The Illuminations of Christopher Boots

Melbourne light-maker Christopher Boots tells Habitusliving about what sparks his creativity.


From his first adolescent experiments with concrete and x-ray tubes to his latest constructions of quartz crystals and rare-earth magnets, Christopher Boots’ keen eye for the world around him and desire to express himself make his creations unique and intriguing.

“As a teenager” he recounts, “I wanted to make a light that suited my aesthetic at the time. Creating lighting features nowadays, I’m constantly interested in the way light creates and affects perception. Keep in mind we only perceive 1% of the electromagnetic spectrum.”
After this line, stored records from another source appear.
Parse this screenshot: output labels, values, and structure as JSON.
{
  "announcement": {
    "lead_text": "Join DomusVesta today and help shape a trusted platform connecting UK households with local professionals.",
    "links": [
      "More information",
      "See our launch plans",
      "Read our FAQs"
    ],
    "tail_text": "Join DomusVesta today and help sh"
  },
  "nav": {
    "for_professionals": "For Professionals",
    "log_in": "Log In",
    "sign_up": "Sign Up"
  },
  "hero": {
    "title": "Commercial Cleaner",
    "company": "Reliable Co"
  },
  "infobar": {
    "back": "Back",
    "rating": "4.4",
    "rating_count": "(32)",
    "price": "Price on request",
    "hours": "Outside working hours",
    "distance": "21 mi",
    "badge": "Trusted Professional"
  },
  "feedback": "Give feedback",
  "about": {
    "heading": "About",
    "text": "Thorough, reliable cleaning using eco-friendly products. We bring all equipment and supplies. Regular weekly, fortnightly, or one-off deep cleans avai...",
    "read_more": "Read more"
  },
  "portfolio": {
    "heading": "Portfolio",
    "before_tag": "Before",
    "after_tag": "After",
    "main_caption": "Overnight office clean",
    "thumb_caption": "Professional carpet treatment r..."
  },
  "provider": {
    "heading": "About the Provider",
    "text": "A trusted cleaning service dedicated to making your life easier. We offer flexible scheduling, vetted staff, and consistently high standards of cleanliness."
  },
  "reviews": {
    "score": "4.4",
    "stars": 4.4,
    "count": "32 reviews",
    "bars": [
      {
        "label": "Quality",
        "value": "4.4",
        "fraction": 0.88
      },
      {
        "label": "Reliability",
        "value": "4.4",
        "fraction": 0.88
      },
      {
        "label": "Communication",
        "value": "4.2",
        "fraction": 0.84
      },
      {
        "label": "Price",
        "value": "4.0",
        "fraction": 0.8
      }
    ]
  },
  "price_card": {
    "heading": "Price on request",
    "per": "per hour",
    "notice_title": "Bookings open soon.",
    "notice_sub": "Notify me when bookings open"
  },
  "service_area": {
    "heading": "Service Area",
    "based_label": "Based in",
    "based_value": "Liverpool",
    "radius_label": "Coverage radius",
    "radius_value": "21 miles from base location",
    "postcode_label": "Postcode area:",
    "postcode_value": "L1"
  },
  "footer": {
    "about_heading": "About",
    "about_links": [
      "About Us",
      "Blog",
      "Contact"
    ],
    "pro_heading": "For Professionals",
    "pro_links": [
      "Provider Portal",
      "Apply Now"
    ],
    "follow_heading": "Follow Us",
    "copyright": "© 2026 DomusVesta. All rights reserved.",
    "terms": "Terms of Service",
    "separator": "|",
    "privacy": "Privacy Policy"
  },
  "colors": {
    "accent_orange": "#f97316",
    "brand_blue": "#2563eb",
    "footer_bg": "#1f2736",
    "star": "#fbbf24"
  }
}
Boots’ pieces make extensive use of metals, worked in sophisticated and unusual ways: “Metals have a beautiful lustre and can be treated with aging agents, polishes, waxes and lacquers to bring a variety of finishes, textures and stories, essentially” he explains. “Steel, copper, brass; and now bronze and gold are materials that have an almost certain impermanence, age with grace and feel that they would last lifetimes”.
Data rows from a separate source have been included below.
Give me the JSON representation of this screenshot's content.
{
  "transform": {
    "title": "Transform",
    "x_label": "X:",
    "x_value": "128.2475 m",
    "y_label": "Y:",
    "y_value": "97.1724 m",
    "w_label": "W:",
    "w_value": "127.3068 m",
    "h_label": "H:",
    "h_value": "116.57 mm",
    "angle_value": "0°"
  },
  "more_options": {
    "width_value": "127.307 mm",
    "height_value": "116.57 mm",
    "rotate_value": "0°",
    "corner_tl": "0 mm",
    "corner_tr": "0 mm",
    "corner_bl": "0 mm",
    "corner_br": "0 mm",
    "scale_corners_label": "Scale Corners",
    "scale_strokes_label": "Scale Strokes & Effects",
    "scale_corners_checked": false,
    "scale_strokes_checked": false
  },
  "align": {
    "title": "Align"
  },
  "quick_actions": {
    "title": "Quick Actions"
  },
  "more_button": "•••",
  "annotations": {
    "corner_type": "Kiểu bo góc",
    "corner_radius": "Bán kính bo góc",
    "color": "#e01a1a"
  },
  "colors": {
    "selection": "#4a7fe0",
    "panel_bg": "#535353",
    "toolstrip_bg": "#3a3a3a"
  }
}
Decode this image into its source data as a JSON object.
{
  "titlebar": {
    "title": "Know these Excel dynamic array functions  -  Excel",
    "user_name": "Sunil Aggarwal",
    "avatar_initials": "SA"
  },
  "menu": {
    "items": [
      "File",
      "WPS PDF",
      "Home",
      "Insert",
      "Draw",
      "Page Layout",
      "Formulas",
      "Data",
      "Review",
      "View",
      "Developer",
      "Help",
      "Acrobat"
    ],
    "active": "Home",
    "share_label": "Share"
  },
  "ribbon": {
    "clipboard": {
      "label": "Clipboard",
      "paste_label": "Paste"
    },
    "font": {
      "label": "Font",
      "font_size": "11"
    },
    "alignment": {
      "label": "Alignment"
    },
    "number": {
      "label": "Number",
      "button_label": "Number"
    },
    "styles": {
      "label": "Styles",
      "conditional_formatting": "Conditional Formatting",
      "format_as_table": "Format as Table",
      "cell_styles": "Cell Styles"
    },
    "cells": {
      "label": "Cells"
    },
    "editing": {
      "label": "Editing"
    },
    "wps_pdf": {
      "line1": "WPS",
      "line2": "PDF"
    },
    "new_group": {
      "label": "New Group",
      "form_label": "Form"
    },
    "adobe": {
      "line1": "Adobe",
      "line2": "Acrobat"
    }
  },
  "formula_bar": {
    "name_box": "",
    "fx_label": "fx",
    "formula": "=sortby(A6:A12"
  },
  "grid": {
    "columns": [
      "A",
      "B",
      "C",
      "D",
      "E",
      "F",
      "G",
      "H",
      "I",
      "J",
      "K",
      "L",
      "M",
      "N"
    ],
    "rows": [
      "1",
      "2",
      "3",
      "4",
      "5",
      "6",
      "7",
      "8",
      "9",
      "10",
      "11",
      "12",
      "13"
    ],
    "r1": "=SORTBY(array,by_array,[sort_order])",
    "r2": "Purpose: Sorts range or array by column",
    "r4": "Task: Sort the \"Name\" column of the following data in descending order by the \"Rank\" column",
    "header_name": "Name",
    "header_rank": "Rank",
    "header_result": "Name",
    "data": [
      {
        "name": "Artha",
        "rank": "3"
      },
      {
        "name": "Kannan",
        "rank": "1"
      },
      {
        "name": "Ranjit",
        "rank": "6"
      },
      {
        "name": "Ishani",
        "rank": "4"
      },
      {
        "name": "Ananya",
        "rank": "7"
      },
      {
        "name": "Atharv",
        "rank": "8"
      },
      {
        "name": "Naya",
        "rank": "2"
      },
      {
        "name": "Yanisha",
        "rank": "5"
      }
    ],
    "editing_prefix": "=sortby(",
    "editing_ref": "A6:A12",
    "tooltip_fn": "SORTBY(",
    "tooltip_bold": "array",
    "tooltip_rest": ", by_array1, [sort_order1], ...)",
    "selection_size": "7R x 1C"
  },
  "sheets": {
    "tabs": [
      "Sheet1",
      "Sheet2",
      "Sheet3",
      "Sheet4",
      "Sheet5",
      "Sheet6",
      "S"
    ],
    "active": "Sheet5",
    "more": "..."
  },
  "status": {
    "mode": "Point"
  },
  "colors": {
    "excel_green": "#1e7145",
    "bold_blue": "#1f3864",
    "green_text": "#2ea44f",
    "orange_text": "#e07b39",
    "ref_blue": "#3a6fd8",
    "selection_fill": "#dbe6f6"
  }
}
Focusing on creating lights – and thereby spanning the form/function gulf – Boots comments that “I believe that both beauty and practicality make wonderful partners. For example, the Diamond Ring and the Prometheus both use quartz crystals that are attached with rare-earth magnets; at once making the pendants both practical and beautiful by virtue of removing the crystals for cleaning or simply re-arrangement. This kind of subtle design is informed by a thorough understanding of the experience and interaction; I guess it’s more holistic design rather than intellectual.”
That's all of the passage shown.